Updates to the policy put the UCs on a 10-year path to meet their goal of eliminating nonessential plastics. Plastic bags in retail and food service will be eliminated by Jan. 1, and single-use plastic dining accessories will be eliminated and replaced with local compostable or reusable alternatives by July 1, 2021.

Under the new policy, dine-in campus facilities will provide reusable plates, cups and containers for food consumed on site, and to-go facilities will provide reusable or locally compostable alternatives by July 1, 2022.

Campus food service programs are to phase out the purchase, sale and distribution of single-use plastic beverage bottles by Jan. 1, 2023, and the UCs are encouraged to install water refill stations to support this change.

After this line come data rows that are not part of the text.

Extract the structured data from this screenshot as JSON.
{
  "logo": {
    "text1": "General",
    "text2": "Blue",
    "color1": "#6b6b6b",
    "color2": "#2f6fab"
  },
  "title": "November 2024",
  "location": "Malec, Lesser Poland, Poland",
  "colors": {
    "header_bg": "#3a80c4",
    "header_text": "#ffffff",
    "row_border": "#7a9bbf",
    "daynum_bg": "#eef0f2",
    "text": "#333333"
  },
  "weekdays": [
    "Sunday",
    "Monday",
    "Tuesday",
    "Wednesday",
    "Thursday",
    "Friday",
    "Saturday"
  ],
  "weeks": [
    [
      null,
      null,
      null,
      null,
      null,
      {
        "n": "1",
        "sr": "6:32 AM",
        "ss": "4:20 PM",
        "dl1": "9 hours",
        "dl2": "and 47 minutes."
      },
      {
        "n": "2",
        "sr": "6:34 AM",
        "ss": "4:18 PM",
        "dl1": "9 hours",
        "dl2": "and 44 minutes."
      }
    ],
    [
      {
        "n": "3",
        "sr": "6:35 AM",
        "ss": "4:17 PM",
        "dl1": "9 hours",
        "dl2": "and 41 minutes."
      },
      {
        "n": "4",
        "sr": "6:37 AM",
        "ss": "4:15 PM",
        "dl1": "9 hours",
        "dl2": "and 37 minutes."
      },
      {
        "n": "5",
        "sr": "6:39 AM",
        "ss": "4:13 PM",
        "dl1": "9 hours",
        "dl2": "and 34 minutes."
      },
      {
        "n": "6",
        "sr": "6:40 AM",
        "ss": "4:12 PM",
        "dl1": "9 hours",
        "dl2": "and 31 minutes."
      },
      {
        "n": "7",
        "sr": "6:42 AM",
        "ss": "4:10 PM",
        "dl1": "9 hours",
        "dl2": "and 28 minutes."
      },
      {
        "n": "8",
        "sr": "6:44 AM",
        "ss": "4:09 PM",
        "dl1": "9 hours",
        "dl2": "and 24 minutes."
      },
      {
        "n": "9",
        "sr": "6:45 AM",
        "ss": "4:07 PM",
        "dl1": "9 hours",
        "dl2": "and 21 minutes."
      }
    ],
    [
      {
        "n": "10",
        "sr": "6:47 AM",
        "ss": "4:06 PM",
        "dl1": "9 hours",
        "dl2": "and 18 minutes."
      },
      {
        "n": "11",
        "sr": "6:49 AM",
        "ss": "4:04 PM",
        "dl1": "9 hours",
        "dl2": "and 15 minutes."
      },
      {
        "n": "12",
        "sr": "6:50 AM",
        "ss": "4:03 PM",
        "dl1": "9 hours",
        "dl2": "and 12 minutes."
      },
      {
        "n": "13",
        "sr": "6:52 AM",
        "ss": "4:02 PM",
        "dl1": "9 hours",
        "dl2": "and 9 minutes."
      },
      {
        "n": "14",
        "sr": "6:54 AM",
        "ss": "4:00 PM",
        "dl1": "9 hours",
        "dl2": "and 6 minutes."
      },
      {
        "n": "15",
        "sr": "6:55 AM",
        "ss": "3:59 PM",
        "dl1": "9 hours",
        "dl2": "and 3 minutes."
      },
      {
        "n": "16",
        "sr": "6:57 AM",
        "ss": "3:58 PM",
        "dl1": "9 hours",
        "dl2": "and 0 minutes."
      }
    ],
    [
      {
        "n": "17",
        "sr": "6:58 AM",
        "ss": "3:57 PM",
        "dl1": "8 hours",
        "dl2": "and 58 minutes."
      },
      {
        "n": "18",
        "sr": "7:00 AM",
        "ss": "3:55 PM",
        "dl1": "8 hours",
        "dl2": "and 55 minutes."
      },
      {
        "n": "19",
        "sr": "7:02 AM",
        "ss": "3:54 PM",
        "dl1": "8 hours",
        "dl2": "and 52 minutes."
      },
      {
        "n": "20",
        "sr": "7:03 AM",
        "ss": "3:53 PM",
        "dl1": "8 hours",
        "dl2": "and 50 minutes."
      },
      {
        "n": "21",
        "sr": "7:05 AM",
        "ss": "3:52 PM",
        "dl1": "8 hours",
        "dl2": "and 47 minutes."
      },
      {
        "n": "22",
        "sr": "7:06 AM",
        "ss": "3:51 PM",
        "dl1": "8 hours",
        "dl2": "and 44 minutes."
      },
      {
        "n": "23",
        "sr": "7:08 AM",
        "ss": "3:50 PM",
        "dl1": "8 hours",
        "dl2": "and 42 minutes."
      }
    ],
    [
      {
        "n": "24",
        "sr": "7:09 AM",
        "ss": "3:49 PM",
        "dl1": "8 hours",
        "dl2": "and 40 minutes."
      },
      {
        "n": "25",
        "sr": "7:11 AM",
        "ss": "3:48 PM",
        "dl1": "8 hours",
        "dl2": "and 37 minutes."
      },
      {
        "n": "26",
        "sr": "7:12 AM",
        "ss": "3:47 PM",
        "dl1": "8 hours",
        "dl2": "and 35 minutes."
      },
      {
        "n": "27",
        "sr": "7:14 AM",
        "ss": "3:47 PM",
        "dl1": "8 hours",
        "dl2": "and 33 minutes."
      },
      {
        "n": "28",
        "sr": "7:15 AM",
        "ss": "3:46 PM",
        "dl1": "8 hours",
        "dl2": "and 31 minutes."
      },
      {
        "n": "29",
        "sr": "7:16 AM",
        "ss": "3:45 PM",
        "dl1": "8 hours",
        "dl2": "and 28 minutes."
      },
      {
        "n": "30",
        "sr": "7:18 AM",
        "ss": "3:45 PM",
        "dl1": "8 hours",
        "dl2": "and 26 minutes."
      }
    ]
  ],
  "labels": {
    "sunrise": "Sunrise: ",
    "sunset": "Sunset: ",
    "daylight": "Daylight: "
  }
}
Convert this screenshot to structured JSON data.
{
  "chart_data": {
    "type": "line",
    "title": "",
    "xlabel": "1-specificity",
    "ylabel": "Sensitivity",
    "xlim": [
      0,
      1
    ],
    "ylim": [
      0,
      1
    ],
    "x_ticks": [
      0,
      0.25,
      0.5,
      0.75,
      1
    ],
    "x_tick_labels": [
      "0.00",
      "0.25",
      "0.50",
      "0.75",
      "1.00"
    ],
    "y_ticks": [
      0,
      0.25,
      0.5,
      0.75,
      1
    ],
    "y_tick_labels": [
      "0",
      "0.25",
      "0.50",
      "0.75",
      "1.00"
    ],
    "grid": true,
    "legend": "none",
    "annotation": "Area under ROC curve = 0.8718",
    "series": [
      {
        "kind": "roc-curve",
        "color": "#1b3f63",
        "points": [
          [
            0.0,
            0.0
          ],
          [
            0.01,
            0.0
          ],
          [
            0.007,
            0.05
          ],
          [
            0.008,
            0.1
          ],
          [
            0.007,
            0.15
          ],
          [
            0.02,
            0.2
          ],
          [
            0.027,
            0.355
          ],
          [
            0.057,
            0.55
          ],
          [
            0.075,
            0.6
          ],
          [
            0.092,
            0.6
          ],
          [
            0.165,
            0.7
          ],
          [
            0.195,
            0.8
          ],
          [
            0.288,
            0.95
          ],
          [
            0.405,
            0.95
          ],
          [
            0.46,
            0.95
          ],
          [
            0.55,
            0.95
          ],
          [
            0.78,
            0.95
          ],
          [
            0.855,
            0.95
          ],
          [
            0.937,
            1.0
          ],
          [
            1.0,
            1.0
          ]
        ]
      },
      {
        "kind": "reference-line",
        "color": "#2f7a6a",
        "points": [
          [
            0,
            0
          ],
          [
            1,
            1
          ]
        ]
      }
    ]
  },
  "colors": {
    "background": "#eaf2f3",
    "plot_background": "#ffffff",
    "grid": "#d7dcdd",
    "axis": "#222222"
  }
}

“The persistent environmental damage wrought by plastics on the environment and human health is well-known,” said David Phillips, associate vice president for the UC’s Department of Energy and Sustainability. “The clear solution is to phase out single-use plastics so they never enter our waste stream in the first place.”

CALPIRG worked with chapters on eight campuses to collect 12,000 student signatures and nearly 100 student leader sign-ons. The UC system was responsive to this initiative, Michels said, and CALPIRG students worked closely with the UC Office of the President to craft the new policy.

“Students are more conscious than ever of the consumption of plastic and its negative impact on our environment and public health, so we’re thrilled that our institution, which has so much purchasing power in California, is taking major steps to eliminate single-use plastic,” said Nicole Haynes, CALPIRG’s statewide Plastic-Free Seas coordinator.

The updated policy also directs campuses to make additional plans to get their campus to be free of nonessential plastics in the 10-year time period. The system-wide policy allows campuses to decide how to tailor the implementation of the changes based on the location needs of their food establishments and retail services.

The UC policy is similar to state legislation being considered, which is also aimed at tackling California’s plastic pollution problem. If passed, the Circular Economy and Plastic Pollution Reduction Act would aim to reduce plastic waste in California by 75 percent and require all single-use plastics to be recyclable or compostable by 2032.

“We hope the UCs lead the way in inspiring the state and other universities to make similar commitments to protect the environment,” Nguyen said.

“The new policy from the UCs is a huge achievement for the environment, and now we are calling on the Legislature to follow suit by passing the Circular Economy and Plastic Pollution Reduction Act,” Haynes said. “Nothing we use for a few minutes should threaten our health and pollute our future for hundreds of years.”